Das Gesetz gegen den unlauteren Wettbewerb (UWG) reguliert wie Unternehmen geschäftlich miteinander umgehen sollten und ist daher auch besonders richtungsweisend für das Dialogmarketing.
Mit Wirkung zum 4. August 2009 hat das Gesetz zur Bekämpfung unerlaubter Telefonwerbung und zur Verbesserung des Verbraucherschutzes zusätzliche Änderungen eingeführt mit Wirkung auf das Dialogmarketing.

Die Möglichkeiten mit dem Verbraucher zu kommunizieren wurden im Vergleich zur UWG Novelle aus dem Jahre 2004 beispielsweise im Bereich der „unzumutbaren Belästigungen“ weiter verschärft mit besonderer Wirkung auf die Telefonwerbung.

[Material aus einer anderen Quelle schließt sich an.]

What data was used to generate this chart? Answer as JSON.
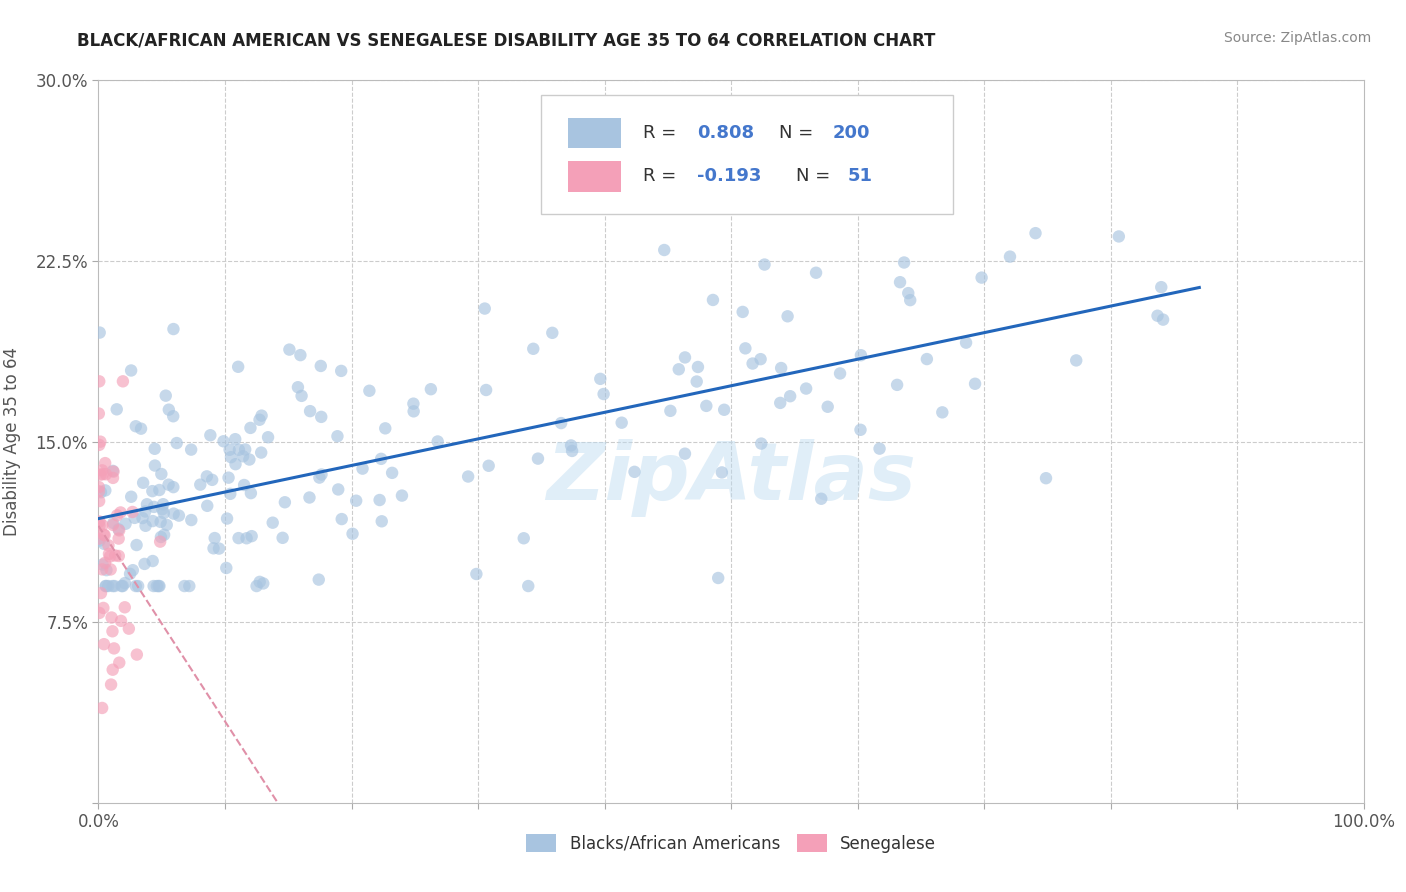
{
  "title": "BLACK/AFRICAN AMERICAN VS SENEGALESE DISABILITY AGE 35 TO 64 CORRELATION CHART",
  "source": "Source: ZipAtlas.com",
  "ylabel": "Disability Age 35 to 64",
  "xlim": [
    0,
    1.0
  ],
  "ylim": [
    0,
    0.3
  ],
  "xticks": [
    0.0,
    0.1,
    0.2,
    0.3,
    0.4,
    0.5,
    0.6,
    0.7,
    0.8,
    0.9,
    1.0
  ],
  "xtick_labels": [
    "0.0%",
    "",
    "",
    "",
    "",
    "",
    "",
    "",
    "",
    "",
    "100.0%"
  ],
  "yticks": [
    0.0,
    0.075,
    0.15,
    0.225,
    0.3
  ],
  "ytick_labels": [
    "",
    "7.5%",
    "15.0%",
    "22.5%",
    "30.0%"
  ],
  "blue_R": 0.808,
  "blue_N": 200,
  "pink_R": -0.193,
  "pink_N": 51,
  "blue_color": "#a8c4e0",
  "pink_color": "#f4a0b8",
  "blue_line_color": "#2266bb",
  "pink_line_color": "#e090a8",
  "legend_label_blue": "Blacks/African Americans",
  "legend_label_pink": "Senegalese",
  "grid_color": "#cccccc",
  "background_color": "#ffffff",
  "title_color": "#222222",
  "source_color": "#888888",
  "axis_label_color": "#555555",
  "tick_label_color": "#555555",
  "stat_color": "#4477cc",
  "scatter_size": 80,
  "blue_scatter_alpha": 0.65,
  "pink_scatter_alpha": 0.65,
  "blue_line_intercept": 0.115,
  "blue_line_slope": 0.132,
  "pink_line_intercept": 0.125,
  "pink_line_slope": -1.2
}
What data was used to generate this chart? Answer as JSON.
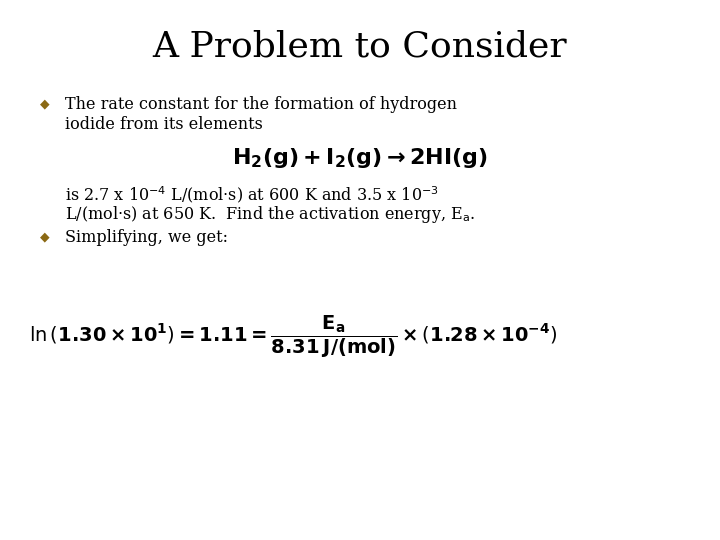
{
  "background_color": "#ffffff",
  "title": "A Problem to Consider",
  "title_fontsize": 26,
  "title_color": "#000000",
  "bullet_color": "#8B6914",
  "text_color": "#000000",
  "bullet1_line1": "The rate constant for the formation of hydrogen",
  "bullet1_line2": "iodide from its elements",
  "bullet2_text": "Simplifying, we get:",
  "body_fontsize": 11.5,
  "reaction_fontsize": 16,
  "equation_fontsize": 14
}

Begleitet werden die Veränderungen durch einen eigenen Bußgeldkatalog mit sicher sinnvollen Inhalten, wie die Ahndung von Rufnummernunterdrückung bei Anrufen mit dem Ziel der Werbung. Die werbenden Unternehmen werden sich daher schnell auf die geänderten Situationen einstellen müssen.

Die Möglichkeit einer unzumutbaren Belästigung ergibt sich beispielsweise, wenn ein Verbraucher angerufen wird, ohne seine Einwilligung zu haben, oder bei einer Bewerbung per Fax, oder Email ohne eine Genehmigung. Ebenso wenn die Identität des Absenders verschleiert wird bei einer Werbung. Dies trifft gleichermaßen auf Privatkunden, wie auf gewerbliche Kunden zu.

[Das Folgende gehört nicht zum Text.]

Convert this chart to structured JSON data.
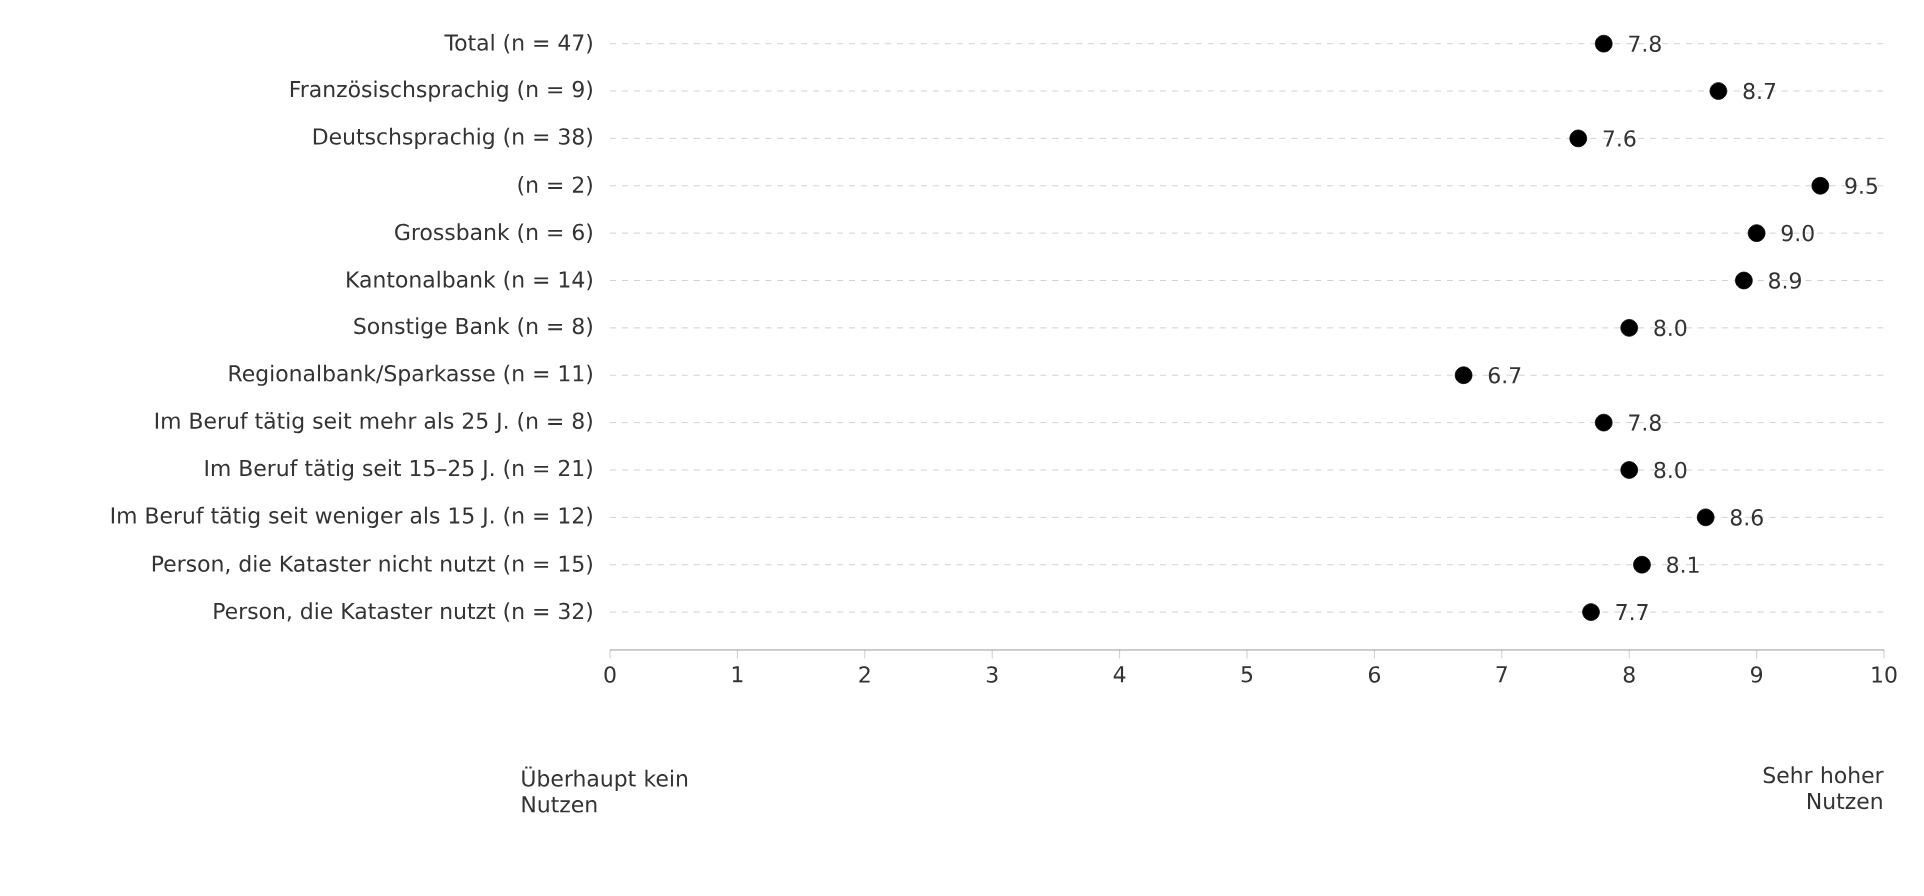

Solange keine Einwilligung vorliegt, oder einer Verwendung einer Adresse nicht widersprochen wurde, wird man von einer unzumutbaren Belästigung ausgehen können. Selbst bei einer Einwilligung zur Verwendung von Adressmaterial, ist der Adressat bei jeder Verwendung darauf hinzuweisen, dass ein Widerspruch der Verwendung seiner Daten jederzeit möglich ist und zwar ohne, dass dem Marktteilnehmer dadurch Kosten außer denen einer Übermittlung entstehen.

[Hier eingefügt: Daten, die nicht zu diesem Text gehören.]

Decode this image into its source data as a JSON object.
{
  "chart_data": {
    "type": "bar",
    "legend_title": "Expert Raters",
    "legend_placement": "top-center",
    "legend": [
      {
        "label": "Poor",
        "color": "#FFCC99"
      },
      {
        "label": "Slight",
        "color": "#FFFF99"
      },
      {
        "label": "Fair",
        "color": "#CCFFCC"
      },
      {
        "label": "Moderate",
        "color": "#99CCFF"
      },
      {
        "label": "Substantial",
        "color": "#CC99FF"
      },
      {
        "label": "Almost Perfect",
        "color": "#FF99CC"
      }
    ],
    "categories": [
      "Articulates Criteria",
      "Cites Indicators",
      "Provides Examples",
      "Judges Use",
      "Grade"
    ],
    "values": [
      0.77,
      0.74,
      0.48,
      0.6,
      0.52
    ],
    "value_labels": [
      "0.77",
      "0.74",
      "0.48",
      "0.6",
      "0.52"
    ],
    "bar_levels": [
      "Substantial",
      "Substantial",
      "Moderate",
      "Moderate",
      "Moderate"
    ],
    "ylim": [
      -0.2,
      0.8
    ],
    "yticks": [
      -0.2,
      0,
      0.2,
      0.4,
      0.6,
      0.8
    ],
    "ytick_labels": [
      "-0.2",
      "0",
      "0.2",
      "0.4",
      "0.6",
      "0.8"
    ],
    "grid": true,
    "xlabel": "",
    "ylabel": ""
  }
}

Bei näherer Betrachtung der Situation einer unzumutbaren Belästigung, stellt sich die Frage wie man sich konkrete Beispiele vorstellen soll. Dazu lassen sich aus dem UWG direkt Annahmen entnehmen.

Hartnäckige Ansprache bezeichnet die Kommunikation zu Werbezwecken beispielsweise mittels Prospekt, Flyer, Briefe, mit einem Marktteilnehmer, ohne dass er dazu bereit ist. Dies gilt besonders, wenn der erkennen kann, dass diese Form der Ansprache unerwünscht ist.

Der Telefonanruf mit dem Zweck einer Werbung verlangt die vorherige Einwilligung des Marktteilnehmers Diese Einwilligung kann sowohl mündlich, als auch schriftlich eingeholt werden.

Der Verweis auf die bisher gerne zitierte konkludente Einwilligung ist nicht mehr ausreichend. Abweichend davon ist die mutmaßliche Einwilligung. Unterstellt wird hier eine bestehende Geschäftsverbindung, die sogenannte Branchenübung, oder Telefonate aus dem Zusammenhang mit der gewerblichen Tätigkeit.

Ähnlich verhält es sich bei der Werbung per Email und Fax, bei der eine konkludente Einwilligung jetzt nicht mehr genügt, sondern eine ausdrückliche Einwilligung erforderlich ist.

Benötigt wird die sogenannte Opt-In Einwilligung für die werbliche Kommunikation, wobei bereits die einmalige Mailversendung ohne Opt-In, als unzulässige Belästigung gilt.